Afghanistan: A Peaceful Transfer of Power in Jeopardy

Amb. Ronald E. Neumann, former US ambassador to Afghanistan and President of the American Academy of Diplomacy and Mr. David S. Sedney, former deputy assistant secretary of defense for Afghanistan, Pakistan, and Central Asia, spoke at a South Asia Center roundtable about the fraud allegations surrounding Afghanistan’s presidential election and the resulting political impasse in the country. The speakers both urged that Afghanistan is not Iraq, citing clear differences in ethnic divisions and organizational structures, but teeters at the edge of a dangerous path similar to Iraq. Without a peaceful and stable transfer of political power, Afghanistan runs the risk of disrupting critical economic and security transitions.

Neumann argued that Afghanistan is “not a place where we are dealing with perfection,” suggesting that fraud is always expected at some level in the country, “but it must move in direction of democracy.” The important question is whether the alleged fraud in presidential elections occurred at a level that it would risk losing other progress made. At present, news reports appear to make judgments on the progress, or lack of thereof, in Afghanistan. Ambassador Neumann maintained that this approach is unhelpful because the time to assess the fighting will be later.

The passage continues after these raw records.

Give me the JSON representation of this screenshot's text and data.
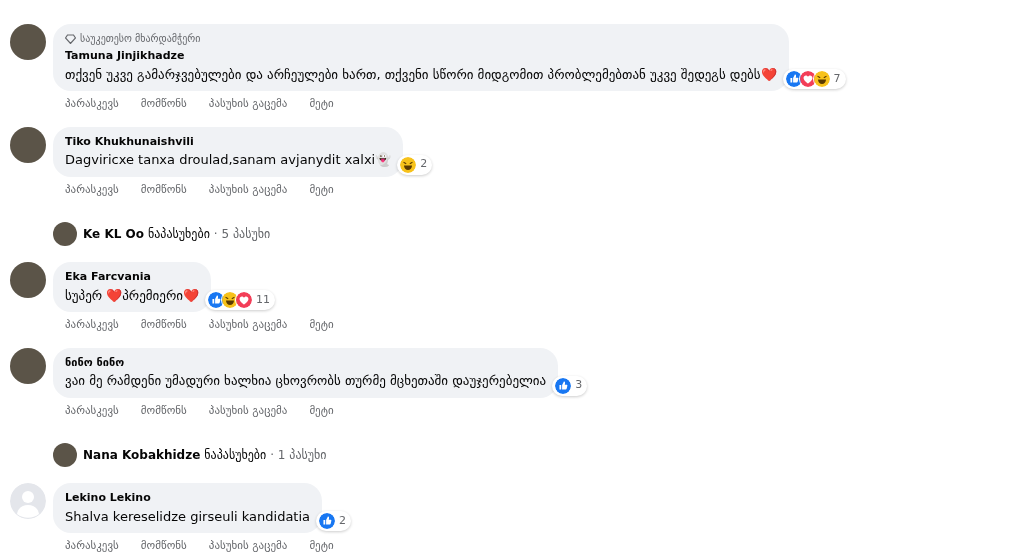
{
  "items": [
    {
      "kind": "comment",
      "avatar": {
        "kind": "photo"
      },
      "badge": "საუკეთესო მხარდამჭერი",
      "author": "Tamuna Jinjikhadze",
      "text": "თქვენ უკვე გამარჯვებულები და არჩეულები ხართ, თქვენი სწორი მიდგომით პრობლემებთან უკვე შედეგს დებს❤️",
      "reactions": [
        {
          "kind": "like"
        },
        {
          "kind": "love"
        },
        {
          "kind": "haha"
        }
      ],
      "reaction_count": "7",
      "actions": [
        "პარასკევს",
        "მომწონს",
        "პასუხის გაცემა",
        "მეტი"
      ]
    },
    {
      "kind": "comment",
      "avatar": {
        "kind": "photo"
      },
      "author": "Tiko Khukhunaishvili",
      "text": "Dagviricxe tanxa droulad,sanam avjanydit xalxi👻",
      "reactions": [
        {
          "kind": "haha"
        }
      ],
      "reaction_count": "2",
      "actions": [
        "პარასკევს",
        "მომწონს",
        "პასუხის გაცემა",
        "მეტი"
      ]
    },
    {
      "kind": "replies",
      "author": "Ke KL Oo",
      "label": "ნაპასუხები",
      "count": "· 5 პასუხი"
    },
    {
      "kind": "comment",
      "avatar": {
        "kind": "photo"
      },
      "author": "Eka Farcvania",
      "text": "სუპერ ❤️პრემიერი❤️",
      "reactions": [
        {
          "kind": "like"
        },
        {
          "kind": "haha"
        },
        {
          "kind": "love"
        }
      ],
      "reaction_count": "11",
      "actions": [
        "პარასკევს",
        "მომწონს",
        "პასუხის გაცემა",
        "მეტი"
      ]
    },
    {
      "kind": "comment",
      "avatar": {
        "kind": "photo"
      },
      "author": "ნინო ნინო",
      "text": "ვაი მე რამდენი უმადური ხალხია ცხოვრობს თურმე მცხეთაში დაუჯერებელია",
      "reactions": [
        {
          "kind": "like"
        }
      ],
      "reaction_count": "3",
      "actions": [
        "პარასკევს",
        "მომწონს",
        "პასუხის გაცემა",
        "მეტი"
      ]
    },
    {
      "kind": "replies",
      "author": "Nana Kobakhidze",
      "label": "ნაპასუხები",
      "count": "· 1 პასუხი"
    },
    {
      "kind": "comment",
      "avatar": {
        "kind": "default"
      },
      "author": "Lekino Lekino",
      "text": "Shalva kereselidze girseuli kandidatia",
      "reactions": [
        {
          "kind": "like"
        }
      ],
      "reaction_count": "2",
      "actions": [
        "პარასკევს",
        "მომწონს",
        "პასუხის გაცემა",
        "მეტი"
      ]
    }
  ]
}
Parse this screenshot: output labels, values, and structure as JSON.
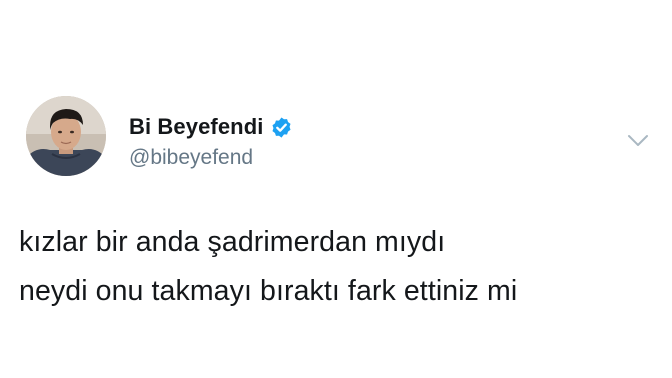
{
  "tweet": {
    "author": {
      "display_name": "Bi Beyefendi",
      "handle": "@bibeyefend",
      "verified": true,
      "avatar_icon": "profile-photo"
    },
    "menu_icon": "chevron-down-icon",
    "text_lines": [
      "kızlar bir anda şadrimerdan mıydı",
      "neydi onu takmayı bıraktı fark ettiniz mi"
    ]
  },
  "colors": {
    "background": "#ffffff",
    "text_primary": "#14171a",
    "text_secondary": "#657786",
    "verified_badge": "#1da1f2",
    "chevron": "#aab8c2"
  }
}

Sedney asserted that there needs to be a political and legal solution to the crisis in Afghanistan, but noted improvements in areas including health and the economy. Though normally optimistic, Sedney warned that all progress made thus far could be lost at the current “crisis point.” He urged that the core of sustaining gains does not rest in the army or other security apparatuses, but rather it’s political. The significance of political structures is illustrative in Iraq. “Government structures of Iraq failed to build a unified country capable of defending itself.”

However, Sedney and Neumann maintained that Afghanistan is not yet following the pattern of Iraq, but simply sits at a dangerous cusp. The United States will play a strong role in the path Afghanistan takes at this crisis point. Neumann concluded by stating the recently announced US withdrawal timeline is a “disastrously bad decision,” arguing we need flexibility.